Premièrement, la navigation fluviale est fortement touchée. Le Rhin relie Rotterdam, aux Pays-Bas, le port le plus fréquenté d’Europe, aux grands centres industriels allemands. Sur ses rives se trouvent les usines de grandes entreprises telles que BASF SE, Daimler, Shell Plc et Thyssenkrupp. Des produits chimiques, des produits pétroliers, des céréales et de nombreuses autres marchandises sont transportés par barges sur le Rhin. Cependant, en raison de la baisse du niveau de l’eau, les navires sont contraints soit de réduire leur capacité de chargement, soit de suspendre leurs trajets. Certaines usines ont réduit leur production, car le transport ferroviaire et routier ne parvient pas à absorber l’ensemble du trafic. Si le niveau du Rhin reste extrêmement bas jusqu’à la mi-septembre, cela pourrait retrancher environ 0,35 point de pourcentage au PIB allemand au troisième trimestre.
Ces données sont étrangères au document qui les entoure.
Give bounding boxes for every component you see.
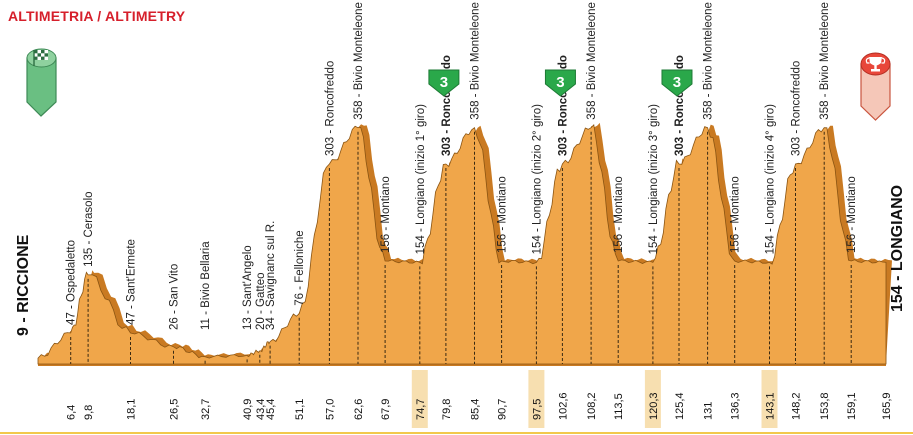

Deuxièmement, la chaleur affecte les récoltes et l’élevage. Cette situation frappe les agriculteurs, qui doivent déjà faire face à la hausse des prix des engrais et du carburant en raison de la crise iranienne. En juin, les producteurs européens de céréales ont perdu environ deux milliards d’euros. En France, les autorités et les agriculteurs se préparent à la plus faible récolte de maïs depuis 1980.
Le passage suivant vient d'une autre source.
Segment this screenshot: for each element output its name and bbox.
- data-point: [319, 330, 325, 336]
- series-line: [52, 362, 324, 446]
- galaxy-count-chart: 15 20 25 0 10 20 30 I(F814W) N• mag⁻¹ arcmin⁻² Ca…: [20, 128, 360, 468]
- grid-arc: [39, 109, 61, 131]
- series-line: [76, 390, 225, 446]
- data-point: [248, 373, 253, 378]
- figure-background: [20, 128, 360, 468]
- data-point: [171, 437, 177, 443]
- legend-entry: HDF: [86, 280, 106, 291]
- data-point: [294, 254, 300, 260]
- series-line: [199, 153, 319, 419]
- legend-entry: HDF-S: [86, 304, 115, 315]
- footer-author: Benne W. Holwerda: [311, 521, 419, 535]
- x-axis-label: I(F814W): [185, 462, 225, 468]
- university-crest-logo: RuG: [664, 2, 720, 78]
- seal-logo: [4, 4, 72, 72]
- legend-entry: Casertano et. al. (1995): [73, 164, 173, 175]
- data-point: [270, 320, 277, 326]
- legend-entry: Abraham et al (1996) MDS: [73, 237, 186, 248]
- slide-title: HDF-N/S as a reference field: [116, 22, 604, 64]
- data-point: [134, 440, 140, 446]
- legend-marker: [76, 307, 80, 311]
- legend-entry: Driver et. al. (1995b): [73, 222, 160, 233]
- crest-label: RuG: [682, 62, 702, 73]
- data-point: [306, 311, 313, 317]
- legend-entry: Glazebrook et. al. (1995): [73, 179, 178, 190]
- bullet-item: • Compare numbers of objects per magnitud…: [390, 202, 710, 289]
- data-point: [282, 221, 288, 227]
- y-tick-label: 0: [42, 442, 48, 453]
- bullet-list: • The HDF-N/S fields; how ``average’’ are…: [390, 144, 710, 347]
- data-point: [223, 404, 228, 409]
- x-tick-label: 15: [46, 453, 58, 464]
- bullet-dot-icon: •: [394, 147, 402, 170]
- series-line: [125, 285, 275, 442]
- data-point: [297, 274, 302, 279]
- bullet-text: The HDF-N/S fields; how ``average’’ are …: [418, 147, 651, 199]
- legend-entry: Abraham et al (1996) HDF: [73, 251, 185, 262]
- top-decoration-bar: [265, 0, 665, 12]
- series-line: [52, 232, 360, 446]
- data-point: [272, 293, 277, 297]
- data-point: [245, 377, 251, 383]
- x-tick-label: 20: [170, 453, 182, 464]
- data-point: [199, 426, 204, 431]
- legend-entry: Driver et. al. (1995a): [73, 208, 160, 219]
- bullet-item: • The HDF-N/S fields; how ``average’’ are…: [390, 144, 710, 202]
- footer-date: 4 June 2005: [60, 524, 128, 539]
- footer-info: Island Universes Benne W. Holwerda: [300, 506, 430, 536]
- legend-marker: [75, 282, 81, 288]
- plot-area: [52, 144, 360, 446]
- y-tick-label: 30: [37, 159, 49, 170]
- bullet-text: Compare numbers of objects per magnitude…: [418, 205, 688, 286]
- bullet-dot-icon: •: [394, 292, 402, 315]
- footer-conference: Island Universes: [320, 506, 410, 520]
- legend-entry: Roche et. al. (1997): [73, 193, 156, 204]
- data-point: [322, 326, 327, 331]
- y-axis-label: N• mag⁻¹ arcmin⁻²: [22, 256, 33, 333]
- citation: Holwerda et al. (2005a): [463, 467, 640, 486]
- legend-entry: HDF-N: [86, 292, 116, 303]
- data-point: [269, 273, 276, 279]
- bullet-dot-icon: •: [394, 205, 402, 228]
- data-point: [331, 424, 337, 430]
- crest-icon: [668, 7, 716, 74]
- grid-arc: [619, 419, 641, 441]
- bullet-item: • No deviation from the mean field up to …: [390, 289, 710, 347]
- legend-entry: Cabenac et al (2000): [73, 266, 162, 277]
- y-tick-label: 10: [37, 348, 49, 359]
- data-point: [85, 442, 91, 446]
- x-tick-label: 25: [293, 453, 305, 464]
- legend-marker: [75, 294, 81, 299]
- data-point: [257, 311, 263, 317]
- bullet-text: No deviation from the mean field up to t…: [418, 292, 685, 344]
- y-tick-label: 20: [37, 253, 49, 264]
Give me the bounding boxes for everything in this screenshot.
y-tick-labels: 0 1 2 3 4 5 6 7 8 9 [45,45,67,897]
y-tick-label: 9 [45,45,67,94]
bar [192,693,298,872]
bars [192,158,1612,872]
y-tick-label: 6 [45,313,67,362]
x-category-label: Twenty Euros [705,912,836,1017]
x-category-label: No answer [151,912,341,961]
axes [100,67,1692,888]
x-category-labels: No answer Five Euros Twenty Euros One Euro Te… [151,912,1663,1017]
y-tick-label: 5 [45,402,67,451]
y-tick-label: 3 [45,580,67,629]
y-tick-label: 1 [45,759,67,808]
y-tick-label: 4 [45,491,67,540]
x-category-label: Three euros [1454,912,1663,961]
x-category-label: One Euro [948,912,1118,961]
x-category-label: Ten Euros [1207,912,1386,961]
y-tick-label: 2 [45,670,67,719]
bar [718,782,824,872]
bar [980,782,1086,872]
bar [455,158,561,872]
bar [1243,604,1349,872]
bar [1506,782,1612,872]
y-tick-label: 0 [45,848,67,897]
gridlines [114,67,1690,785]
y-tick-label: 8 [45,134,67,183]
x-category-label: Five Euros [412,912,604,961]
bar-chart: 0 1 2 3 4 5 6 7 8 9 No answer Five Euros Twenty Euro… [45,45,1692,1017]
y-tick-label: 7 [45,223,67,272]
Troisièmement, les réservoirs des centrales hydroélectriques s’épuisent. Dans le sud de la Norvège, le niveau de l’eau est tombé à son plus bas niveau depuis dix ans. Les réserves hydroélectriques ont également diminué en France, en Italie et en Suisse. En 2025, l’hydroélectricité représentait environ 6 % de la production énergétique. Mais faute d’eau, la production d’électricité des centrales hydroélectriques européennes a reculé.

Le quatrième problème concerne les centrales nucléaires, car la chaleur a rendu l’eau des rivières trop chaude pour assurer correctement le refroidissement des réacteurs. En juin et juillet, la France a enregistré des pertes record de production électrique dans ses réacteurs en raison de la surchauffe. En outre, la hausse des températures a favorisé une prolifération de méduses dans les cours d’eau français. Aspirées dans les systèmes de refroidissement, elles obligent les énergéticiens à arrêter certains réacteurs. La baisse du niveau du Danube a contraint la Roumanie à fermer sa seule centrale nucléaire. En Hongrie, trois des quatre réacteurs de la centrale nucléaire de Paks ont été mis à l’arrêt.

Enfin, le cinquième problème tient au fait que la chaleur persistante et la sécheresse ont créé des conditions idéales pour les incendies de forêt, qui ont entraîné l’évacuation de centaines de milliers de personnes. Depuis le début de l’année, plus de 5 500 kilomètres carrés de terres ont brûlé dans l’Union européenne.